2018年12月7日6時13分  スポーツ報知
  • 偽サイトに掲載された主な市町村と返礼品

 任意の自治体に寄付をし、返礼品を受け取る「ふるさと納税」の制度を悪用し、寄付金の詐取を目的とする偽サイトが、福岡県の10以上の市町村をはじめ、全国の一部自治体で見つかっていることが6日、分かった。

 福岡県古賀市によると、職員が4日にふるさと納税の仲介サイトなどをチェックしていたところ、覚えのないサイトを発見。調べると、正規のサイトの写真を勝手に転載していることが分かったことから、県の地域振興部に報告した。

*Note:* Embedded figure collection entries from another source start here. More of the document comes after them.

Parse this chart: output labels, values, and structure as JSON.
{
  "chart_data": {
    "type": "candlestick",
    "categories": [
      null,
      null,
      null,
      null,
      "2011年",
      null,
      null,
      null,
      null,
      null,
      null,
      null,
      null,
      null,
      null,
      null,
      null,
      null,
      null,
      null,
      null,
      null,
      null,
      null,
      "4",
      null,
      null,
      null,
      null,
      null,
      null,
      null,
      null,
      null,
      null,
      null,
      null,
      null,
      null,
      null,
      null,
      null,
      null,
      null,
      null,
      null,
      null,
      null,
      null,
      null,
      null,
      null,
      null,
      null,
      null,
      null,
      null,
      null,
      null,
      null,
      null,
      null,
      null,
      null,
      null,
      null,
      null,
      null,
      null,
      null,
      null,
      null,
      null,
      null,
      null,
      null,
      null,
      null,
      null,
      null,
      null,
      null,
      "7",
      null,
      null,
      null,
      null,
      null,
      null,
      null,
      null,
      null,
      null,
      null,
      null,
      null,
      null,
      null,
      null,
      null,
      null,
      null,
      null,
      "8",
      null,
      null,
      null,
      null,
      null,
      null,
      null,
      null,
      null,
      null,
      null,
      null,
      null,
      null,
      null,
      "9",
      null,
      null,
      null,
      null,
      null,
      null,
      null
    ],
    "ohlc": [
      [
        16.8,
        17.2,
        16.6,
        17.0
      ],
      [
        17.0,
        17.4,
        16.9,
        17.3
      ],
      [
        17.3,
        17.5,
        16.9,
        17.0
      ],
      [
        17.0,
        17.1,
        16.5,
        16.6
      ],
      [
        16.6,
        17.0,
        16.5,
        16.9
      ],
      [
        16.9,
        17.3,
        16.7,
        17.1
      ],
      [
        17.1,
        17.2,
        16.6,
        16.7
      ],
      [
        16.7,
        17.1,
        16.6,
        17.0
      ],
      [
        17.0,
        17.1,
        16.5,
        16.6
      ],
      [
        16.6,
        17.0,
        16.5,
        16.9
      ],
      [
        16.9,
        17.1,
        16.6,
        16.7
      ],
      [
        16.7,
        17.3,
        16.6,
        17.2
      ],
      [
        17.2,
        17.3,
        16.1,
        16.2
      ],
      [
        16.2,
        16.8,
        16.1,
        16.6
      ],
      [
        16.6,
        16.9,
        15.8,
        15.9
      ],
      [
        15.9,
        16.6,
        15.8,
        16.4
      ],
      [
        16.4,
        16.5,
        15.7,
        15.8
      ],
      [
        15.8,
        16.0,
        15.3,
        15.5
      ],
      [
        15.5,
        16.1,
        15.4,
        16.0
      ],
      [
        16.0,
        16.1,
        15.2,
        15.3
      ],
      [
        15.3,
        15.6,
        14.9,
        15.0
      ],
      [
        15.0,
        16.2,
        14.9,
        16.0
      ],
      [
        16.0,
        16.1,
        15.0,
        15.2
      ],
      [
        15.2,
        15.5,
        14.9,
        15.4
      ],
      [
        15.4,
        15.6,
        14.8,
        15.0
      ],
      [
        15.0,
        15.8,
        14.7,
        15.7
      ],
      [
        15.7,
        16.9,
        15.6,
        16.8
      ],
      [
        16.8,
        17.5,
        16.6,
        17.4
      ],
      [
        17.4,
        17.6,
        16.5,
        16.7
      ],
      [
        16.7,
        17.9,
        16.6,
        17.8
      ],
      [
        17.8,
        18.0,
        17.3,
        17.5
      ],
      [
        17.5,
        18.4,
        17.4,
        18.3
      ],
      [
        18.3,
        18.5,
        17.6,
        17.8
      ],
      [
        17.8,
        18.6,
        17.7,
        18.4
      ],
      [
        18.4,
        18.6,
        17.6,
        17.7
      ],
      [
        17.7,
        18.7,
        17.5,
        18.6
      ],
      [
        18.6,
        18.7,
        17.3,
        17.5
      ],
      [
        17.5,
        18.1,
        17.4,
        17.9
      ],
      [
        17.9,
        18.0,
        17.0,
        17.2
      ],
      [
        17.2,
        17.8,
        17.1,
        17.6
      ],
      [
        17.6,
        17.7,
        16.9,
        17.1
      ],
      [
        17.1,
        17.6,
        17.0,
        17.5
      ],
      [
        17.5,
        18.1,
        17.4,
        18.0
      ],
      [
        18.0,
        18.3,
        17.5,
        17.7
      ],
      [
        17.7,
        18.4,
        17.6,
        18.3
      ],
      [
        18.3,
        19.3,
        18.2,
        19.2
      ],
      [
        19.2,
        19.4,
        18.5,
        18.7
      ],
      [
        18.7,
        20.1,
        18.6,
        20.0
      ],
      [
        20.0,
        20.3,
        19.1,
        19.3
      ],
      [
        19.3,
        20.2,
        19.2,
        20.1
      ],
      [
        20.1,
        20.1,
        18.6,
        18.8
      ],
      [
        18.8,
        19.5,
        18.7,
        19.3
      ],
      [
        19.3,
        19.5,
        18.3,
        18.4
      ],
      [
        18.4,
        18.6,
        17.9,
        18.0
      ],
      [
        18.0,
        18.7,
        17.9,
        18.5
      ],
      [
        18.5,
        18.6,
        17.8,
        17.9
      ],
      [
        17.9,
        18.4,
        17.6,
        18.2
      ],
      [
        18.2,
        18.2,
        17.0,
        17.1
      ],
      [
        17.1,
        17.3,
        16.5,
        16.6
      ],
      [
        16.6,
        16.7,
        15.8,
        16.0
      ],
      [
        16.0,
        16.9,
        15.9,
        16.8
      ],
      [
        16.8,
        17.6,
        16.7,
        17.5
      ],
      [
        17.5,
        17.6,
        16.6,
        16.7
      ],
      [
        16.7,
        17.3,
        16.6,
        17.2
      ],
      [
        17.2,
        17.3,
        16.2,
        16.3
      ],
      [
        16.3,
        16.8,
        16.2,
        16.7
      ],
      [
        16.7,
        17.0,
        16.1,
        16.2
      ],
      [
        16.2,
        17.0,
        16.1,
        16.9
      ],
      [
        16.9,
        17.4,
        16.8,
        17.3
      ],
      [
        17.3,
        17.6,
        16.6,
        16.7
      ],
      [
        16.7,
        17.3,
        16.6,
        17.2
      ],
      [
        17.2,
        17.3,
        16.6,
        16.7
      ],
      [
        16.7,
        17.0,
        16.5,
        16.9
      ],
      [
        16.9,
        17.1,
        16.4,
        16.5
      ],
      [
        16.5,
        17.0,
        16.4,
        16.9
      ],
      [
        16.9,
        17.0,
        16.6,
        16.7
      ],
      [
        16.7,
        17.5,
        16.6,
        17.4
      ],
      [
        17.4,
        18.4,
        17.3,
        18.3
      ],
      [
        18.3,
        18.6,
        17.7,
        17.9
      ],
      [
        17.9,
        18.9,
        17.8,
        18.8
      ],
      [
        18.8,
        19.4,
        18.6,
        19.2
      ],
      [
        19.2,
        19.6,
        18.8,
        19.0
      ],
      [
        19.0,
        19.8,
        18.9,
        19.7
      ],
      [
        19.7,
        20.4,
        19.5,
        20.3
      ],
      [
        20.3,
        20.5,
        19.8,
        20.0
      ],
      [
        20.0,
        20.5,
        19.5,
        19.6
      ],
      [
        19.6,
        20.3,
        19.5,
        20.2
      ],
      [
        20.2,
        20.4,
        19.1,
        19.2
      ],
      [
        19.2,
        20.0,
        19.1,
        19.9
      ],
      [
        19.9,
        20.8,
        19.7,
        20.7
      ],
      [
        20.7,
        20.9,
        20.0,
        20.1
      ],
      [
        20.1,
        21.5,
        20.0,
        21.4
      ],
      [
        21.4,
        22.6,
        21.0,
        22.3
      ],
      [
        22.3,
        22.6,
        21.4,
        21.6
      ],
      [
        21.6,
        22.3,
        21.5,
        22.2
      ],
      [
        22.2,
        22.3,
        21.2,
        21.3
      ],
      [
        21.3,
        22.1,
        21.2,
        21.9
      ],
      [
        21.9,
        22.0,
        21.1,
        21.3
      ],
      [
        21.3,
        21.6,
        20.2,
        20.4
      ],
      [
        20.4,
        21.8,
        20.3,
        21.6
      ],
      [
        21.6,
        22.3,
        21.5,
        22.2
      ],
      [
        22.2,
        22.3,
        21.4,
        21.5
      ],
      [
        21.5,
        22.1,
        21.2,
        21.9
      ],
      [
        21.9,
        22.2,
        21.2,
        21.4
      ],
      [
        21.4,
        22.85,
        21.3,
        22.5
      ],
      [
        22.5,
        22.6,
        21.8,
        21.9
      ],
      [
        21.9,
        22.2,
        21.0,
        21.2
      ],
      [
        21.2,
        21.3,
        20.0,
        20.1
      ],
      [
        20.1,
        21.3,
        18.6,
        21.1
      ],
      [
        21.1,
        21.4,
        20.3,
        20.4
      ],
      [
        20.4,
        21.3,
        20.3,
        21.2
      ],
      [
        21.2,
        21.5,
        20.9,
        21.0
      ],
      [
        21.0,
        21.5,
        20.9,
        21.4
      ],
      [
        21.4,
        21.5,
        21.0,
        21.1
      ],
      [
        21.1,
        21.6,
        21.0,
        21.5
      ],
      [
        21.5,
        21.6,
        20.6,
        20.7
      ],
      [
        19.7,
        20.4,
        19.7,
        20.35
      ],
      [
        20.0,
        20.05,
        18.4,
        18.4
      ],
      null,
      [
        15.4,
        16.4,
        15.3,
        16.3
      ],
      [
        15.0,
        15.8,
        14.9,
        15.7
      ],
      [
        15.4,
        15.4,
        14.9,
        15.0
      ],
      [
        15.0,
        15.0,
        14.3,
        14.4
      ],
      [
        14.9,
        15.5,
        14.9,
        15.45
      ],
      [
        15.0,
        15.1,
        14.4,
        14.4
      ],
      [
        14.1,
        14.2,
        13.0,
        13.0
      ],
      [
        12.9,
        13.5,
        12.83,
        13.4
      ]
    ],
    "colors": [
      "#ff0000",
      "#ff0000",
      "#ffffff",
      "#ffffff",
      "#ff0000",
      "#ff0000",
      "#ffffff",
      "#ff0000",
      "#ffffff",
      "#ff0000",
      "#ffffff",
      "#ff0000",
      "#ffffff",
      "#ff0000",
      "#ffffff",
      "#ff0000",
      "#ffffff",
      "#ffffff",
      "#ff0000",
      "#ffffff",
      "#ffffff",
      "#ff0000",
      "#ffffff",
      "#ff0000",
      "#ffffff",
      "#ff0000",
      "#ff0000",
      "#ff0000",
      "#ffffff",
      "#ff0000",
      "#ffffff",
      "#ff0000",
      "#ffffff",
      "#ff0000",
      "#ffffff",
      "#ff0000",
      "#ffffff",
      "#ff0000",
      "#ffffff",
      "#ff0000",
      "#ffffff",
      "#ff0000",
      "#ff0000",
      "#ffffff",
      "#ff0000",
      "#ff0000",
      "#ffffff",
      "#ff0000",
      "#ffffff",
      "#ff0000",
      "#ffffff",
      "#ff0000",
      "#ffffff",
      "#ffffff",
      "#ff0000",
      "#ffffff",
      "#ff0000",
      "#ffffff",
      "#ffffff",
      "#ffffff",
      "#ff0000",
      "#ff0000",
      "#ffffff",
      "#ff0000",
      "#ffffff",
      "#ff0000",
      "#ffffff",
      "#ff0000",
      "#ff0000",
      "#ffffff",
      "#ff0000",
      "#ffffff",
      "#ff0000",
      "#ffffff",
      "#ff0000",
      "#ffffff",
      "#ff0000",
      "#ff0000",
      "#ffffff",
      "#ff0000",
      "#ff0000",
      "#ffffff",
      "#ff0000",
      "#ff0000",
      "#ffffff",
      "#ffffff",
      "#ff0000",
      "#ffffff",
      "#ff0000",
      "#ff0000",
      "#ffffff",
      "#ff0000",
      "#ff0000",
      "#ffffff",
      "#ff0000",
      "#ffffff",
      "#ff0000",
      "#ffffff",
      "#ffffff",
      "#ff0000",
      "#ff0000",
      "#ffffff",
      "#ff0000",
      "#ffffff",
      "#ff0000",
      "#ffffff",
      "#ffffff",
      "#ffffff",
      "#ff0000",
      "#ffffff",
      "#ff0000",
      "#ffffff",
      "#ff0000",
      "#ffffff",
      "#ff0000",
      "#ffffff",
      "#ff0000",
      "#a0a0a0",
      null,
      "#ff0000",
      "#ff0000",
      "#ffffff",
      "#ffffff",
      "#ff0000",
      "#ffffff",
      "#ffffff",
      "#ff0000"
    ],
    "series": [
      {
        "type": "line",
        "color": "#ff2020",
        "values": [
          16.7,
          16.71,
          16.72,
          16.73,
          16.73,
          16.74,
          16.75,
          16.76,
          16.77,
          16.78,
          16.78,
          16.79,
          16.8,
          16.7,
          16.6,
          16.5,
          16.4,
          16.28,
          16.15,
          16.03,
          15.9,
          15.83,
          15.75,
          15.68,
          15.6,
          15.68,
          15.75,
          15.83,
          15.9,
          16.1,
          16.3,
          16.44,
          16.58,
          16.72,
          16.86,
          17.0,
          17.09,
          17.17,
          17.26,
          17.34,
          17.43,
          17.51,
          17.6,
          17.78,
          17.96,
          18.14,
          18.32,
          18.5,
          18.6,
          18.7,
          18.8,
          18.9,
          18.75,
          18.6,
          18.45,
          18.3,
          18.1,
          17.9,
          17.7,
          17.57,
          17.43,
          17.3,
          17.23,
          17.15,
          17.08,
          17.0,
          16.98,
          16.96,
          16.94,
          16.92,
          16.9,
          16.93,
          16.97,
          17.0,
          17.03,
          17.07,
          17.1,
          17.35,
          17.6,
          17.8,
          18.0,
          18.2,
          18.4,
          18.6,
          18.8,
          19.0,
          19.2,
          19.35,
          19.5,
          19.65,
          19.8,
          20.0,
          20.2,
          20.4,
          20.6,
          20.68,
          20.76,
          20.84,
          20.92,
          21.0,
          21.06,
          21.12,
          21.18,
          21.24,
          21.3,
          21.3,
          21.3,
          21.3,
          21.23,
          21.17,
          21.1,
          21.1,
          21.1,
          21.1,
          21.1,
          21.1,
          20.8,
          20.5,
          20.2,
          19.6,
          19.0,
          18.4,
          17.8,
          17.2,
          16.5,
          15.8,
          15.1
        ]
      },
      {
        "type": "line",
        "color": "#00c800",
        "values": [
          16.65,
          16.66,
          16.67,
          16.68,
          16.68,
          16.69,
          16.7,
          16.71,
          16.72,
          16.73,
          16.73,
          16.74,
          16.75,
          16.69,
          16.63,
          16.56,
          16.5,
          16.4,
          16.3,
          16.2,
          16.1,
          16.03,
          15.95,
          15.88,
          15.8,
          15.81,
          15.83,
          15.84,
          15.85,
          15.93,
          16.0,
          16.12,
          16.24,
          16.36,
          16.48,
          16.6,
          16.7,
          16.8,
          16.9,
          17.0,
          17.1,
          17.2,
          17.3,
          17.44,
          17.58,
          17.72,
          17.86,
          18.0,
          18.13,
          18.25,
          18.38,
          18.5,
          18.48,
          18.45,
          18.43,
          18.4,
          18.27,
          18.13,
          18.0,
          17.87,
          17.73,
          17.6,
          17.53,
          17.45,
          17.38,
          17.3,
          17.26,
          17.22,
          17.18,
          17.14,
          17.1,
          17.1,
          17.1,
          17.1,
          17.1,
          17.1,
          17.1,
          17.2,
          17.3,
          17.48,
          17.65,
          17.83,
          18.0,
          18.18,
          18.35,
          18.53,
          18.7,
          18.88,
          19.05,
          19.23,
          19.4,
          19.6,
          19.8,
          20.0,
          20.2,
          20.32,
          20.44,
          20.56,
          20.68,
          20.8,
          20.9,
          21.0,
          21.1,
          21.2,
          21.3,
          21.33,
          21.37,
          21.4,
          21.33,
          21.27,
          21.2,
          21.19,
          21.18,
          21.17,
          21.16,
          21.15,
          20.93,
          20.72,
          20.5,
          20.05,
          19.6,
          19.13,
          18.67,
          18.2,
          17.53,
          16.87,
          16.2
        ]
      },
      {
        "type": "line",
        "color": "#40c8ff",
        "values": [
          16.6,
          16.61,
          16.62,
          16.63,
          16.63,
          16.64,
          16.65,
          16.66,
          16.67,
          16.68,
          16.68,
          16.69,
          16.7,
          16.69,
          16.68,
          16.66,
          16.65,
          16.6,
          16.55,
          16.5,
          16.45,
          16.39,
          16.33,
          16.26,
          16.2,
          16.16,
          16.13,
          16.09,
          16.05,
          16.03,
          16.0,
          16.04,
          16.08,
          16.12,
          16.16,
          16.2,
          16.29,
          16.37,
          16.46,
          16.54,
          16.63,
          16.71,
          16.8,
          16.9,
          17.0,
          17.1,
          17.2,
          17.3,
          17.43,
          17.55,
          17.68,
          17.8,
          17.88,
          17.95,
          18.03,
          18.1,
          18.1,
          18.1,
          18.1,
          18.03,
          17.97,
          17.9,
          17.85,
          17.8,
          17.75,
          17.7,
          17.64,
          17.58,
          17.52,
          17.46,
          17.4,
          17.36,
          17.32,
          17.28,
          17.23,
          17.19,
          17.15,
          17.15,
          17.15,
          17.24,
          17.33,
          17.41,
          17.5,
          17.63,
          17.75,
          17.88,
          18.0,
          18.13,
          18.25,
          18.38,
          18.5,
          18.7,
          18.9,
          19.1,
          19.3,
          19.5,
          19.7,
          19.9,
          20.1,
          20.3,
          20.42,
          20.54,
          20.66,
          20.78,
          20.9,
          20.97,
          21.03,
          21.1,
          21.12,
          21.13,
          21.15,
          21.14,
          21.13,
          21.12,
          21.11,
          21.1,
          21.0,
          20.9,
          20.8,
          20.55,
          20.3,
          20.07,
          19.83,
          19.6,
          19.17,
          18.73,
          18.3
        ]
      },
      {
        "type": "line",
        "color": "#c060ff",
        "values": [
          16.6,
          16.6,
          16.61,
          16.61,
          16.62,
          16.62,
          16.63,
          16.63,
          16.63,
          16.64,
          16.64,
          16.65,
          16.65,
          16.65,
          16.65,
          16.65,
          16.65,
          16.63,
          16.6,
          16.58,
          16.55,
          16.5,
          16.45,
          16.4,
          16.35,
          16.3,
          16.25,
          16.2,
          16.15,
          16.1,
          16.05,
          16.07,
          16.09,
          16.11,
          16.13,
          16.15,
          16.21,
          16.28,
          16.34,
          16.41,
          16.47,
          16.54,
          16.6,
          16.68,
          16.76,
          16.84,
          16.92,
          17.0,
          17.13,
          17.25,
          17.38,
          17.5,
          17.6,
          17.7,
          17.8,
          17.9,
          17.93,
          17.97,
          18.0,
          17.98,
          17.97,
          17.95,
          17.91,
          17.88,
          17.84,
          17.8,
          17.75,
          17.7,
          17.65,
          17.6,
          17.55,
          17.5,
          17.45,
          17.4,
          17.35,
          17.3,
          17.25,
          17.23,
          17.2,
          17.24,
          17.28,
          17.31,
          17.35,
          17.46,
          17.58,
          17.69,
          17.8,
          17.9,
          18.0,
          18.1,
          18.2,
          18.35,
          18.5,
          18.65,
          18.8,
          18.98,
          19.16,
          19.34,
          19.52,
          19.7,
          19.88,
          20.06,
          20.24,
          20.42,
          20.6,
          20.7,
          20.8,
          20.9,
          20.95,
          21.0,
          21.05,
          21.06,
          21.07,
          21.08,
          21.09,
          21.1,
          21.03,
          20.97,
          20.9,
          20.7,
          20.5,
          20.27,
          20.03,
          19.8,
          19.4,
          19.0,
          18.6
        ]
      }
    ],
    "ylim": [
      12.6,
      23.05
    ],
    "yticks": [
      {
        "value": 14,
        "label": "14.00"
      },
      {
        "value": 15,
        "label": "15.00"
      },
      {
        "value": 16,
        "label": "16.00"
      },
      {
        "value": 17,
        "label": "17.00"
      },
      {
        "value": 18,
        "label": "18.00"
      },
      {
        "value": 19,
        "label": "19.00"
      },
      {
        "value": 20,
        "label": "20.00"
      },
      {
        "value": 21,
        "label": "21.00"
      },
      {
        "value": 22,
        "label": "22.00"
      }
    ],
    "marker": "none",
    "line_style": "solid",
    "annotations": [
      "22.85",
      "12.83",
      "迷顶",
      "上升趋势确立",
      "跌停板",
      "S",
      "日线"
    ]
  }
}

 これを受け、同部が県内の市町村に調査を指示したところ、6日までに嘉麻(かま)市や志免(しめ)町など少なくとも12市町村の返礼品が複数の偽サイトに掲載されていたことが分かった。福岡県以外では、2015、16年度の寄付額が全国トップだった宮崎県都城市で掲載が確認された。焼酎や牛肉を「5000円引き」「35%オフ」などとしていた。北海道天塩(てしお)町や山形県酒田市、新潟県長岡市、大阪府貝塚市でも同様の被害が確認された。

 偽サイトの手口は、主に「楽天ふるさと納税」に出店している自治体のページから写真や返礼品名を不正にコピー。正規の金額を二重線などで消して安い金額を表示していた。福岡県は「会社の電話番号や住所が表示されていない」「振込先の口座が個人名」「『特別価格』などの宣伝文句がある」などの偽サイトの特徴を挙げ、利用者に注意を呼び掛けた。

 現在、福岡県で確認できている被害は、県内の女性が嘉麻市に7200円を振り込んだつもりが返礼品が届かなかったという1件だけだが、県警は商標法違反容疑での立件も視野に入れている。2018年分の寄付金控除は年内の決済完了が対象となるため、12月は“駆け込み寄付”が多くなる傾向があり、偽サイトはそのタイミングを狙った可能性が高い。

 政府も菅義偉官房長官が、この日の会見で総務省を通じて自治体に注意喚起する考えを示した。

 ◆ふるさと納税

 個人の住民税の一部を、任意の自治体に支払うことができる仕組みで、実際には「寄付」にあたる。地域の税収の格差是正を目的とし、2008年からスタートした。自治体からは寄付金に応じて地域の特産物などを返礼品として受け取れることが多いが、近年では返礼品が豪華になったり、自治体に関係ない品が増えたりなどの問題も見られる。17年度は3653億円で、5年連続で過去最高を更新した。